= Silcock Family =

The Silcock Family is a family from Huntington Beach, California, United States, consisting of many adopted disabled boys and two parents, now divorced. As of March 2008, the Silcock Family had adopted 59 sons. They have recorded music, and performed in one episode of Nanny 911.

== Biography ==
A diving accident in 1987 resulted in the father, Jim Silcock, becoming a quadriplegic with minimal mobility. The mother, Ann Belles, had been involved in foster parenting since she was 19 years old.

The couple first met on the internet. They met in-person for the first time in January 1998 and got married four months later.

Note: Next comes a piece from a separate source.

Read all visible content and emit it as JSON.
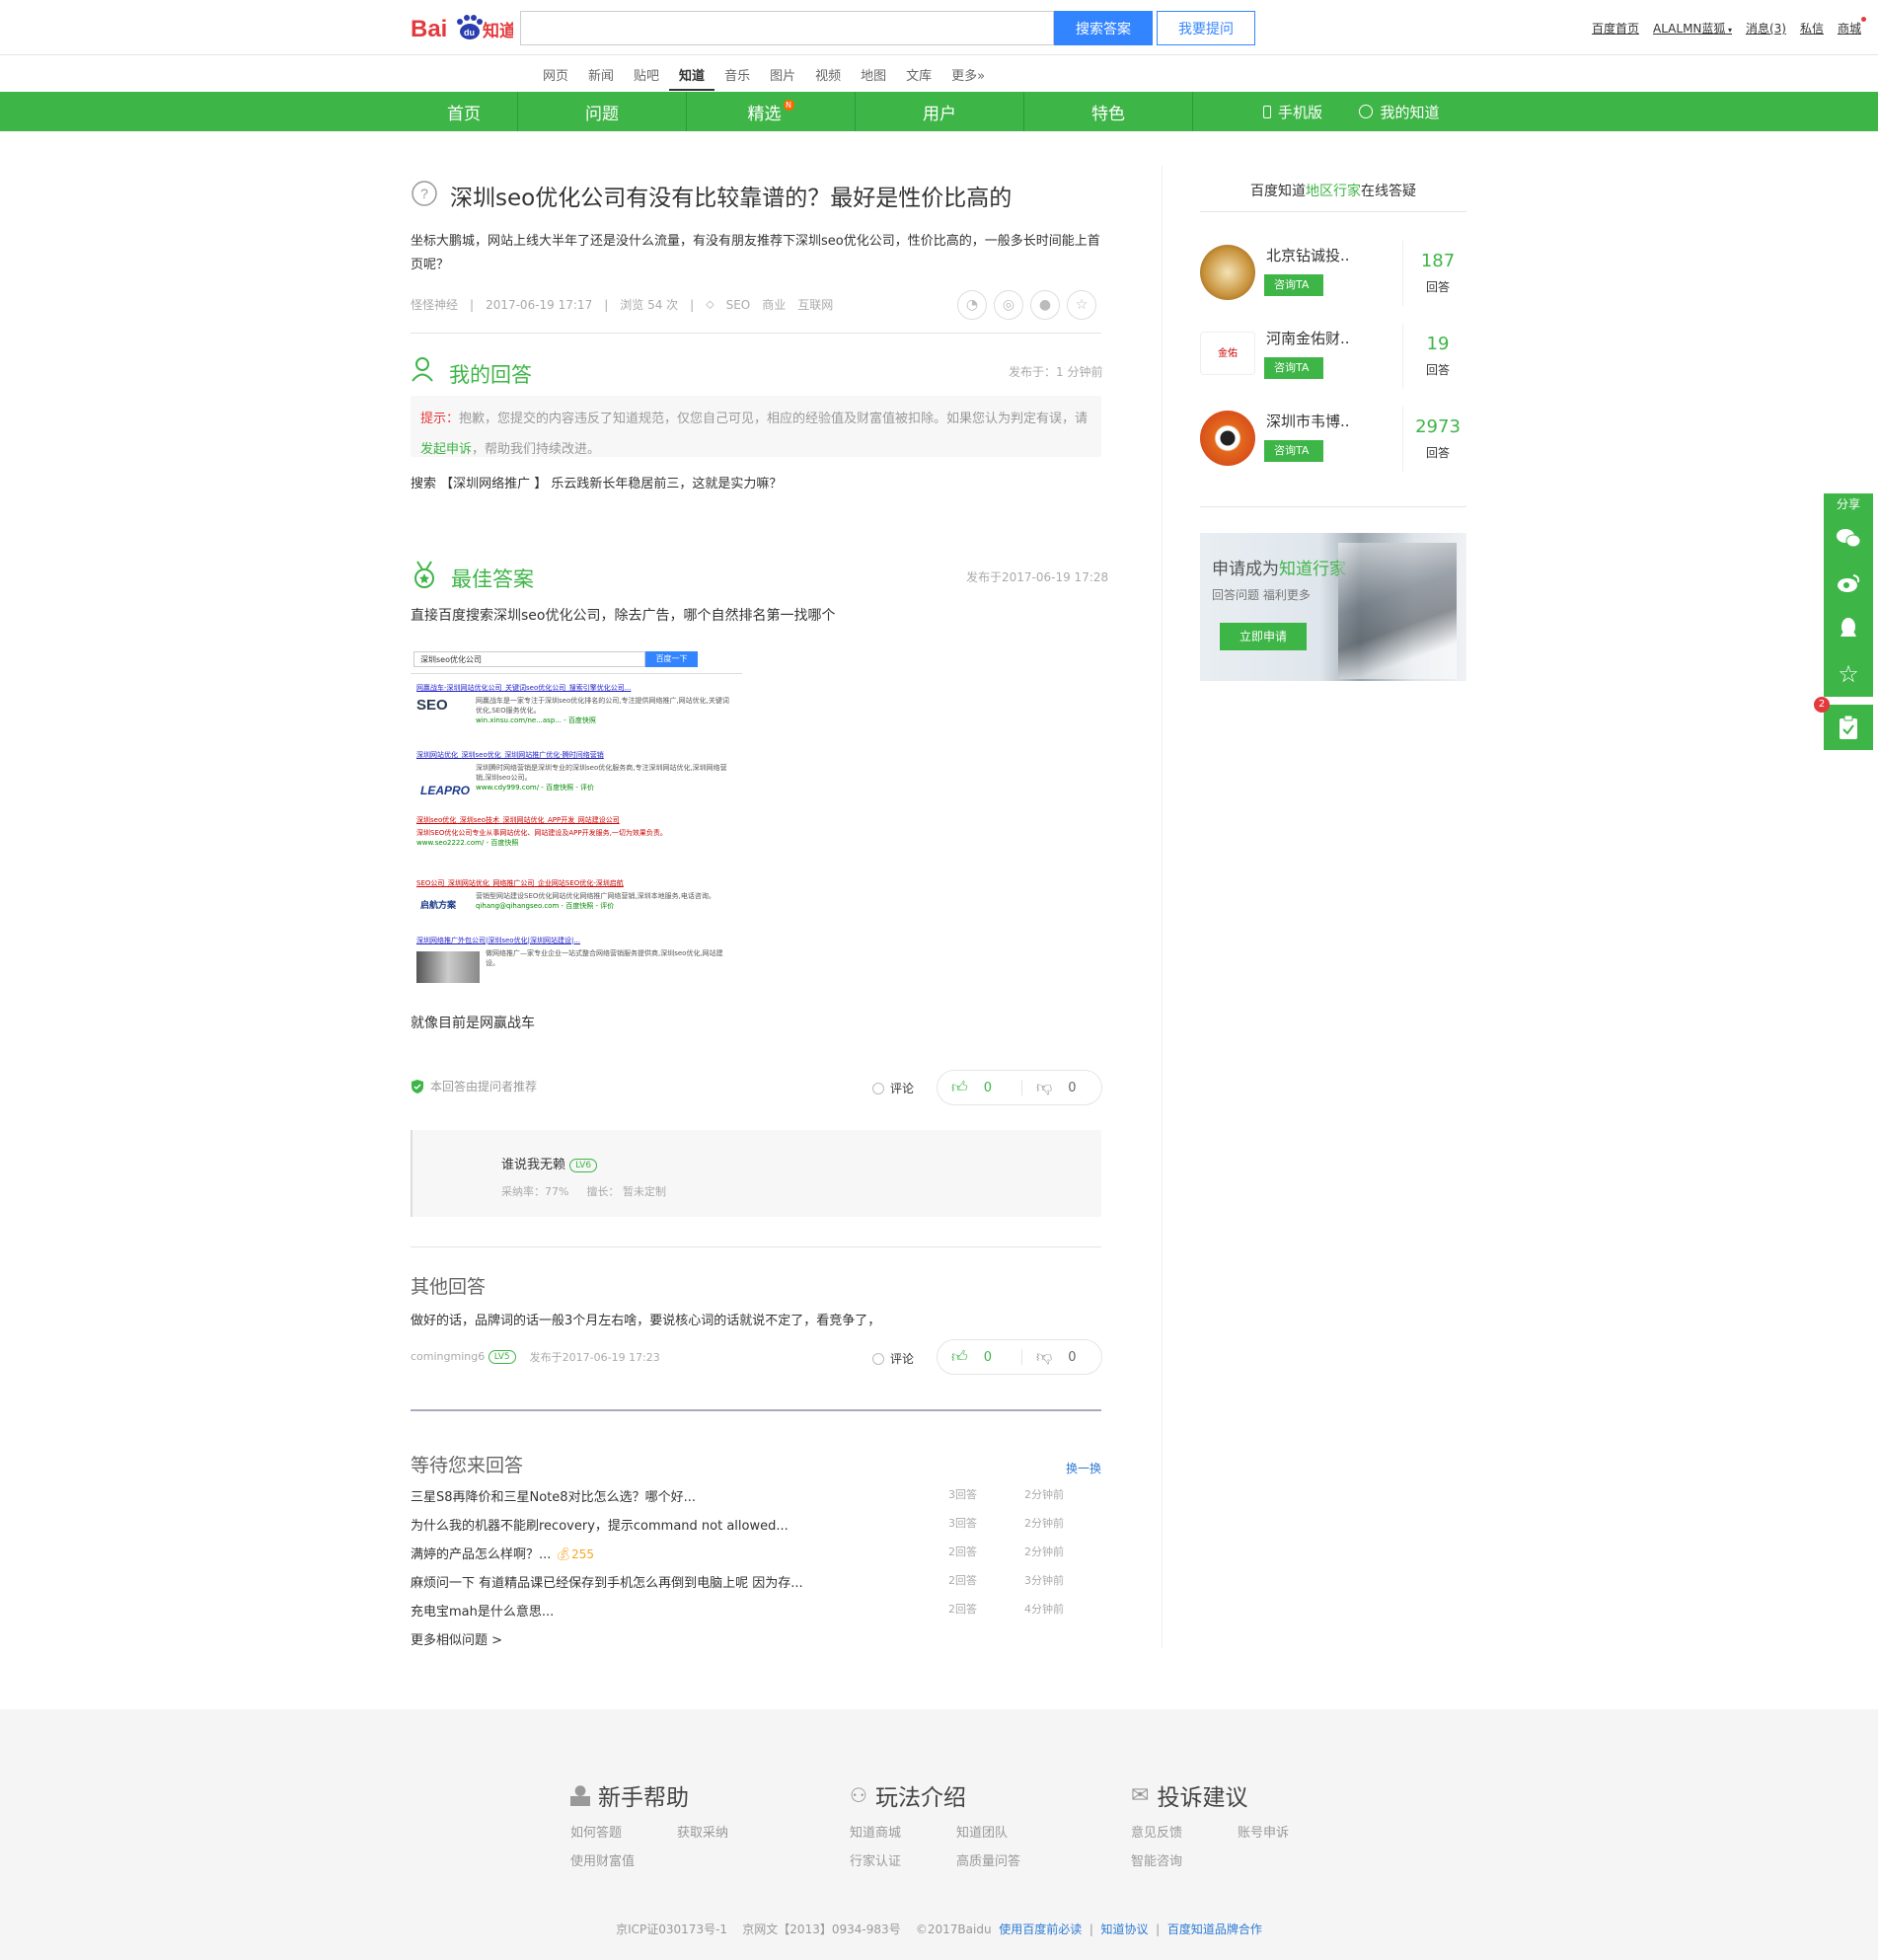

The parents own a small business called First Step Supported Living, which helps disabled persons live independent lives. With governmental financial aid given to some of the boys, along with donations from the community, the family is able to support itself financially.

The Silcocks adopt children who have disabilities and are of different ethnicities. They feel that such children are the most overlooked amongst adoption agencies and therefore have the most trouble getting adopted.

==Divorce==
Ann Belles and Jim Silcock had an uncontested divorce in 2011, which the divorce mediator characterized as friendly, quick, and focused on the needs of their sons.

==In popular culture==
The family is best known for being featured in an episode of the former Fox reality television series Nanny 911.

The family appears with California-based singer-songwriter Dave Nachmanoff in an album.